CHINA S eastern city of Wenzhou will allow individuals to make direct investments overseas as the government encourages capital outflows to ease pressure on inflation and currency appreciation.
Citizens cannot exceed US$3 million with any single investment abroad or spend more than a total US$200 million each year, and may not invest in overseas financial companies, according to a statement on the Wenzhou Foreign Trade and Economic Cooperation Bureau s Web site posted Friday.
China s central bank last year ordered lenders to set aside greater reserves six times and raised interest rates twice, trying to curb accelerating inflation and asset bubbles partly driven by capital inflows. The customs bureau yesterday reported a less-than-forecast US$13.1 billion trade surplus for December ahead of a Jan. 19 meeting, where U.S. President Barack Obama may press counterpart Hu Jintao for more gains in the yuan.
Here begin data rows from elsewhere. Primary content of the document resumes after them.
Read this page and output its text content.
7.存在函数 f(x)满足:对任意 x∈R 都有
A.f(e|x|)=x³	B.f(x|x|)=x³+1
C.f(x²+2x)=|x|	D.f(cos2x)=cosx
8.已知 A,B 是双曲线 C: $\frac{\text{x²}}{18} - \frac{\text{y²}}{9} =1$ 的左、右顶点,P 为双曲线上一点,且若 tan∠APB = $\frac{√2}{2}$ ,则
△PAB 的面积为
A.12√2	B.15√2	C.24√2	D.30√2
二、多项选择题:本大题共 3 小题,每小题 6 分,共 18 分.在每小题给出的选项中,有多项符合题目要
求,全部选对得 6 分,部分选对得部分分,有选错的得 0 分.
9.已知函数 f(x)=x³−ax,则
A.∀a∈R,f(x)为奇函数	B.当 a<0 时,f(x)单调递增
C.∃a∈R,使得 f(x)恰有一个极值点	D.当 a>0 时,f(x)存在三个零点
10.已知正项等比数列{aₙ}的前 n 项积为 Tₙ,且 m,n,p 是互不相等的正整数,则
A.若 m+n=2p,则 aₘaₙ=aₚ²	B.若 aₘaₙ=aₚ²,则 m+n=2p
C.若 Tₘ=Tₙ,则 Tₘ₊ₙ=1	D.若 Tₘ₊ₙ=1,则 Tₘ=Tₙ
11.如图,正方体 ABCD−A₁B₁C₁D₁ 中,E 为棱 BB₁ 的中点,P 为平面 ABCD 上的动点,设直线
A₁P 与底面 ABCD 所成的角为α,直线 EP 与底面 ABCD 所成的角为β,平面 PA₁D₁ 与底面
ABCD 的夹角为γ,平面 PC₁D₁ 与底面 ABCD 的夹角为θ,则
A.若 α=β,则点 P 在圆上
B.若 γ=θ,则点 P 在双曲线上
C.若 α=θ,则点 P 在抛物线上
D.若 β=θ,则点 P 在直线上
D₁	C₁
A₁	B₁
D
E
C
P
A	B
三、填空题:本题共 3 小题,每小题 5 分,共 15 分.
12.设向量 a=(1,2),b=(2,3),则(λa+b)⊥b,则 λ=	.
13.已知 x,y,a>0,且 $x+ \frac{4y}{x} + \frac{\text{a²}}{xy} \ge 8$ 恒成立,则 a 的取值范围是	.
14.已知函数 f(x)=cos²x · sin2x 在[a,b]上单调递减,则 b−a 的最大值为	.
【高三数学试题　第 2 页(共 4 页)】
It s a small step in the further liberalization of the capital account, said Lin Songli, a Beijing-based analyst at Guosen Securities Co. It has little impact for Wenzhou itself as people there have been doing that already, but it will be significant if it is applied nationwide.
The State Administration of Foreign Exchange would this year steadily promote reform to the yuan s capital-account management, the currency regulator said in a statement Friday without providing details. China s foreign-exchange reserves, the world s largest, surged by a record to US$2.65 trillion at the end of September.
The overseas investments could include buying stakes in existing companies, setting up new businesses and acquisitions, the Wenzhou government s statement said. The combined investment by more than one investor in a single project could not exceed US$10 million.
Local residents had already been making overseas investments by obtaining foreign exchange through unauthorized channels, and the pilot program will enhance regulation of such investments and protect investors rights, according to the statement. Investors can buy foreign exchange from the regulator under the trial.
The quotas were about high enough to allow Wenzhou investors to find profitable projects in their traditional areas of expertise such as leather, clothing and toys, which were typically labor-intensive manufacturing, Lin said.
Wenzhou, a city of about 8 million people in the coastal province of Zhejiang that borders Shanghai, had 32,595 yuan in per capita gross domestic product in 2009, about 30 percent more than the national average.